One ITV executive told me of a film crew who submitted a claim for a first-class flight to Manchester on which there was no first class. Their leader explained that this was in line with a union agreement, and they had simply worked out what the first-class fare would have been if there had been one.

All of this experience has made me slow to condemn clergy and lay ministers who claim a few pounds for travel expenses (and sometimes don’t get them). I have found parish treasurers sympathetic, though sometimes restricted by what they see as the “rules”. The only rule about expenses is honesty, I think.


Troubles over chasubles


THE interesting article by Edward Dowler about vestments (Comment, 18/25 December) called to mind all the squabbles in the old Church Assembly back in the 1960s about canon law. Trying to order what clergy should wear in church was rather like herding cats. Suddenly, what had simply been a matter of cultural or doctrinal preference became a tribal badge.
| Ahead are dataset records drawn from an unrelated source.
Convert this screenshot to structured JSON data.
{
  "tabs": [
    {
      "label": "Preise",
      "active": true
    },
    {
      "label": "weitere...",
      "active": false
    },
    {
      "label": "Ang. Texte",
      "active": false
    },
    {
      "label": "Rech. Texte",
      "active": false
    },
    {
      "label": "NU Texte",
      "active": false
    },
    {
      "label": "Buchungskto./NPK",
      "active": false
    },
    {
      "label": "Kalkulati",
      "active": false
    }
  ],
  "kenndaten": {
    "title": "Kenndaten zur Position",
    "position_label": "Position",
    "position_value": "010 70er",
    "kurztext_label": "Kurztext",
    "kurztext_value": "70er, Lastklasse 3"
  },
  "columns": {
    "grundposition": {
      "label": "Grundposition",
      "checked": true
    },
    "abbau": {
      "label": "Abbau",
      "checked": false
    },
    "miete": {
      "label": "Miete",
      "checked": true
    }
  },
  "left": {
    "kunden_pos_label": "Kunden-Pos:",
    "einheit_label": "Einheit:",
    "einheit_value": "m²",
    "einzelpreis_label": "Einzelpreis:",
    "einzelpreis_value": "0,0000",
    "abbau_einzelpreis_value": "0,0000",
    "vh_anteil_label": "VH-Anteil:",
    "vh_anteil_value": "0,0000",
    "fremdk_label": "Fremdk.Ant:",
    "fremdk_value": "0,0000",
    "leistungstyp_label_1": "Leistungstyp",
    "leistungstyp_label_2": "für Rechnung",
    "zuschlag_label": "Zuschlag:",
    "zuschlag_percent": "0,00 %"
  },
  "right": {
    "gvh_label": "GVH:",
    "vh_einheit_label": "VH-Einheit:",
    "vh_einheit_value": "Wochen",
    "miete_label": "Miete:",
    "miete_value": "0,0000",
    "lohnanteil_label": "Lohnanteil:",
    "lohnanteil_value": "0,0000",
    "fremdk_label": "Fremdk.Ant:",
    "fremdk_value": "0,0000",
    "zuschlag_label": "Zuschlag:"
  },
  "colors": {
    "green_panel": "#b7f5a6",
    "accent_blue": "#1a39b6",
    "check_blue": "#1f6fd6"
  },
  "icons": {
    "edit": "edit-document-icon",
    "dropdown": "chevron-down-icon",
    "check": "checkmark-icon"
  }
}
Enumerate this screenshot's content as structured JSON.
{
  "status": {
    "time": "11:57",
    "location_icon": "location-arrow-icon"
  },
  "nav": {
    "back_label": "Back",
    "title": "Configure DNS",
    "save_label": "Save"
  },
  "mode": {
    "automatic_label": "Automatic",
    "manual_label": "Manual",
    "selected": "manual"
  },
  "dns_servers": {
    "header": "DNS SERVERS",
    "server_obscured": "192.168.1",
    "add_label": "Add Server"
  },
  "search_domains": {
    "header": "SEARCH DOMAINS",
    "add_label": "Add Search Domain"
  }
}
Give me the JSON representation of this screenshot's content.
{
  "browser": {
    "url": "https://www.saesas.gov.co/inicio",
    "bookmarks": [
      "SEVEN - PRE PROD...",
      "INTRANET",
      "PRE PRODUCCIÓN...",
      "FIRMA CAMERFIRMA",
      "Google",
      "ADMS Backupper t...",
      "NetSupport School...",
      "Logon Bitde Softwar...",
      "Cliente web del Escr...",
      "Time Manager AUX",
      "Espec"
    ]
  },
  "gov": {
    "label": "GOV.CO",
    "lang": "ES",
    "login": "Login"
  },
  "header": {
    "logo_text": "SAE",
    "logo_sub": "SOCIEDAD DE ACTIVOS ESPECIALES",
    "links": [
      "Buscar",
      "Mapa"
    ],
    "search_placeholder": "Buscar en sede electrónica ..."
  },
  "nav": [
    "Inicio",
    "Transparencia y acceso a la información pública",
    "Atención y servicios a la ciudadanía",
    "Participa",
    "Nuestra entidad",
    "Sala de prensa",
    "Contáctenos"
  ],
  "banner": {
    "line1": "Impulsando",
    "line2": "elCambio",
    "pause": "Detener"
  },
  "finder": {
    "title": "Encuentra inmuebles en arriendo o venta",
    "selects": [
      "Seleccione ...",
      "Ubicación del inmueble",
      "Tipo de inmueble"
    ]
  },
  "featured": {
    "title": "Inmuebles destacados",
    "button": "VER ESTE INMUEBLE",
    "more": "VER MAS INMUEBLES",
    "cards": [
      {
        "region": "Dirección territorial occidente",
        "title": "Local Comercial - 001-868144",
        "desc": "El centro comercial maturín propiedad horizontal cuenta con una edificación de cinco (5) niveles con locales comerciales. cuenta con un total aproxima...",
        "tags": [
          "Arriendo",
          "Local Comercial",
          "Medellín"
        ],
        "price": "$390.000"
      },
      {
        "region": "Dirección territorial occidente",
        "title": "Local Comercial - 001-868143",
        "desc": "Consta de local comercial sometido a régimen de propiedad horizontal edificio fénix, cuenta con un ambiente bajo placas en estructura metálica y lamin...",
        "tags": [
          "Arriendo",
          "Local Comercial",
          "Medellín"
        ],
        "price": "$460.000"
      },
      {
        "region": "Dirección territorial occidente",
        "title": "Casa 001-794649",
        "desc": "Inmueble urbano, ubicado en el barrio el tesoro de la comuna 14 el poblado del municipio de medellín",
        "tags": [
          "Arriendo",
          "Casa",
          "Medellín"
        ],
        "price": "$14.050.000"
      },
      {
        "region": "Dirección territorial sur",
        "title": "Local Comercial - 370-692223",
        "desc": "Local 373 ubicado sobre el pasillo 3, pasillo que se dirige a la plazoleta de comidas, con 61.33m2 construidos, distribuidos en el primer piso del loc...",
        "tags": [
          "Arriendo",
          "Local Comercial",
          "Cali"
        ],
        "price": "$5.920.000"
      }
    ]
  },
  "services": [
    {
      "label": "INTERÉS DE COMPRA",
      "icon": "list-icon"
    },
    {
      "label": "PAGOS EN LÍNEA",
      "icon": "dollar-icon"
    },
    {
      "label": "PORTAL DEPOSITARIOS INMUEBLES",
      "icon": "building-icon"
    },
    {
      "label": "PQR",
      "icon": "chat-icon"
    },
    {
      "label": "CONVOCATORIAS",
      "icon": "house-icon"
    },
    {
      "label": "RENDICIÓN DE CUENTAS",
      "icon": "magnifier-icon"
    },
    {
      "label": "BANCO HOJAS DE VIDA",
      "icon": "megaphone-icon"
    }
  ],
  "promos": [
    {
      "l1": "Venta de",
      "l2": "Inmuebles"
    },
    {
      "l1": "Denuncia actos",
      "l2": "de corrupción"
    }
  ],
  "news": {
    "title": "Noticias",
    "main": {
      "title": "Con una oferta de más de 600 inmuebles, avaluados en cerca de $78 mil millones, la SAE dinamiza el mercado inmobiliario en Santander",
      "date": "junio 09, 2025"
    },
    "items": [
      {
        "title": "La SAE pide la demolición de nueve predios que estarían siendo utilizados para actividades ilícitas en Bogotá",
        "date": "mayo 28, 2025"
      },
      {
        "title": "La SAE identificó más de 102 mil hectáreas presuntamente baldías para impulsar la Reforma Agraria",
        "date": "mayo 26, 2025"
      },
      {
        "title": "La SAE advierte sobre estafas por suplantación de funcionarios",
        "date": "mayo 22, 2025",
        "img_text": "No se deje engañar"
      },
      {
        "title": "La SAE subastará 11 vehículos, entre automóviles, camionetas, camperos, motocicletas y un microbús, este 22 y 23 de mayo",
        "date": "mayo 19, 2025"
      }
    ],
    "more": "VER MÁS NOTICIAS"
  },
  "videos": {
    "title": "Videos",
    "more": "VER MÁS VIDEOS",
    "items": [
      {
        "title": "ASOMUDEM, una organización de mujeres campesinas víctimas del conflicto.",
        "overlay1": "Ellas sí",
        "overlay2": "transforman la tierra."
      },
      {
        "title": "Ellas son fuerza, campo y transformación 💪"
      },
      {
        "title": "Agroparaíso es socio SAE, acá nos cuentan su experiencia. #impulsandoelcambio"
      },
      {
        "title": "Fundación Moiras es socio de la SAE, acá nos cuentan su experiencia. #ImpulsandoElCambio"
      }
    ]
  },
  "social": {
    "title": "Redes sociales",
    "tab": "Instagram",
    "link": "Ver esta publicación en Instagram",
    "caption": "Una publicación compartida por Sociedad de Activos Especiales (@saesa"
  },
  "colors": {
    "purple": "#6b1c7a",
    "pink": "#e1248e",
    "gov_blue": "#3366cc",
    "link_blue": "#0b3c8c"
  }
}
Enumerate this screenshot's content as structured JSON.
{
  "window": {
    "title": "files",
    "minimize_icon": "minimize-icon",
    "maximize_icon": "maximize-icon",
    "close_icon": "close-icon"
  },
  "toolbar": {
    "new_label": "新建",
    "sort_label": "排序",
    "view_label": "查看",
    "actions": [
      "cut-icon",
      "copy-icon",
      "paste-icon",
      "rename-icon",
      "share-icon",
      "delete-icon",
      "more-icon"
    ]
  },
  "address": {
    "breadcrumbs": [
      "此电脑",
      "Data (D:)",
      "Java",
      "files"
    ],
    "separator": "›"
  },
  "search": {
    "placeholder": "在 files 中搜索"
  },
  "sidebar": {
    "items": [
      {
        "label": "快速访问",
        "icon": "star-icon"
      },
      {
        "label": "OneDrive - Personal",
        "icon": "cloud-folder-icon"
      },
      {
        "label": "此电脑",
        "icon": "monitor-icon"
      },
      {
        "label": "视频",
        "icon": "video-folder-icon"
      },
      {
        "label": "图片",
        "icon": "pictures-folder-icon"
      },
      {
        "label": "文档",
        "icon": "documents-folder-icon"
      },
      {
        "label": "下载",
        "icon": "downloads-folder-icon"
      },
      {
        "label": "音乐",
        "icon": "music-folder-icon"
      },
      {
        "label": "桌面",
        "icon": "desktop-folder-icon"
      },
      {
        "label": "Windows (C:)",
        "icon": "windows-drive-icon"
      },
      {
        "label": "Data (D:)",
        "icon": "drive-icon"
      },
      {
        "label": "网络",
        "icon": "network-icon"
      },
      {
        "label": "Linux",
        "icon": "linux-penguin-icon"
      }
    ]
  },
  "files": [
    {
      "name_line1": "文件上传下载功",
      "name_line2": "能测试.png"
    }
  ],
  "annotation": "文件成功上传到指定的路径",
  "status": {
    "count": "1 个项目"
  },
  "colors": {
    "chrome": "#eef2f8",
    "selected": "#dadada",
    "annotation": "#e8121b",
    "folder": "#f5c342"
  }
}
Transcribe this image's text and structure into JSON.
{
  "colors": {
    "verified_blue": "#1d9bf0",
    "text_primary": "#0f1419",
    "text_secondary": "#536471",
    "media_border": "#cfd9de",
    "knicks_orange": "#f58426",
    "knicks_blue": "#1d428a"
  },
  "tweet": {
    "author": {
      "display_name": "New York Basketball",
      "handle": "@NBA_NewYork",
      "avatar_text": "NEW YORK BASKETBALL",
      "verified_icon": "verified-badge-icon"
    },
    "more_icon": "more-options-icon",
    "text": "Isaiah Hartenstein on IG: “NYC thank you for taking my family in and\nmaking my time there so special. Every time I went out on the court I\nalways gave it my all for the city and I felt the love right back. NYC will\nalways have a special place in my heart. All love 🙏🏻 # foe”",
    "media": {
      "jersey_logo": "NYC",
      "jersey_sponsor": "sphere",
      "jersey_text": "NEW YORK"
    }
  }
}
My lot, for the record, were very anxious that it was all part of a subtle Romeward drift. The other lot felt that long Catholic practice was being challenged by a bunch of liturgical backwoodsmen.

In the event, as this was the Church of England, it did not make much difference: people simply went on doing what they had always done, and slowly came to accept that all of this was a secondary issue in a world of need and despair.


Bending the rules


FOR myself, I draw the line at wearing a chasuble (although I have, under constraint, occasionally done so). This is not for any coherent theological or liturgical conviction, but because my dear late wife once observed wisely, having seen me in one of the team’s “one size fits all” specimens, that short men look ridiculous in chasubles. One glance in the vestry mirror confirmed her judgement.

I did abandon my objections, however, on a visit to a wickedly cold village church last winter. When asked by the churchwarden whether I wore a chasuble, I replied, “Not usually. But today, yes, please; and two if you’ve got them.”


Canon David Winter is a retired cleric in the diocese of Oxford, and a former head of religious broadcasting at the BBC.